Which is awesome, if you think about it. Gravitational pulls that you can't feel are forcing billions of litres of water around every second of the day.
But it turns out this is a two-way relationship, and the Moon is on the meaner end of the deal.
NASA's Lunar Reconnaissance Orbiter has been snapping detailed photos of the Moon since 2009. As scientists have poured over these images, they've noticed that "new" cracks and fault lines have been appearing in the surface of Moon.
The cause? Partly us, and partly due to the Moon's long, slow process of cooling down.
As the core of the Moon cools (a one-billion-year process that began as soon as it was formed), parts of its mantle turn from a liquid to a solid state - shrinking in the process.
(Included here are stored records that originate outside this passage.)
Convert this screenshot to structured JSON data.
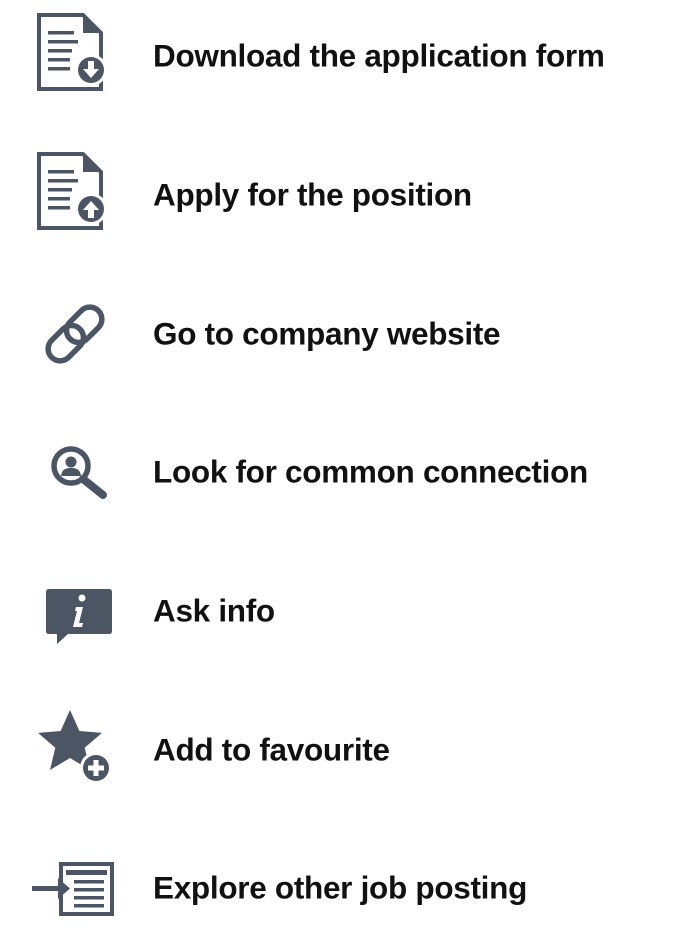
{
  "actions": [
    {
      "id": "download-form",
      "label": "Download the application form",
      "icon": "document-download-icon"
    },
    {
      "id": "apply",
      "label": "Apply for the position",
      "icon": "document-upload-icon"
    },
    {
      "id": "company-website",
      "label": "Go to company website",
      "icon": "link-icon"
    },
    {
      "id": "common-connection",
      "label": "Look for common connection",
      "icon": "person-search-icon"
    },
    {
      "id": "ask-info",
      "label": "Ask info",
      "icon": "info-chat-icon"
    },
    {
      "id": "add-favourite",
      "label": "Add to favourite",
      "icon": "star-add-icon"
    },
    {
      "id": "explore-postings",
      "label": "Explore other job posting",
      "icon": "enter-list-icon"
    }
  ],
  "colors": {
    "icon": "#4b5563",
    "text": "#111111",
    "background": "#ffffff"
  }
}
A study published in Geology has found that the cracks and ridges on the surface of the Moon are caused by the Earth's gravitational pull on these shrinking, brittle areas.
"We propose that tidal stresses contribute significantly to the current stress state of the lunar crust," writes the report. Incredibly, the study believes that you can line up the faults on the Moon directly with ocean movement on Earth.
So don't go running any impossibly lavish baths in the next few million years - you might be responsible for the next major Moon fault.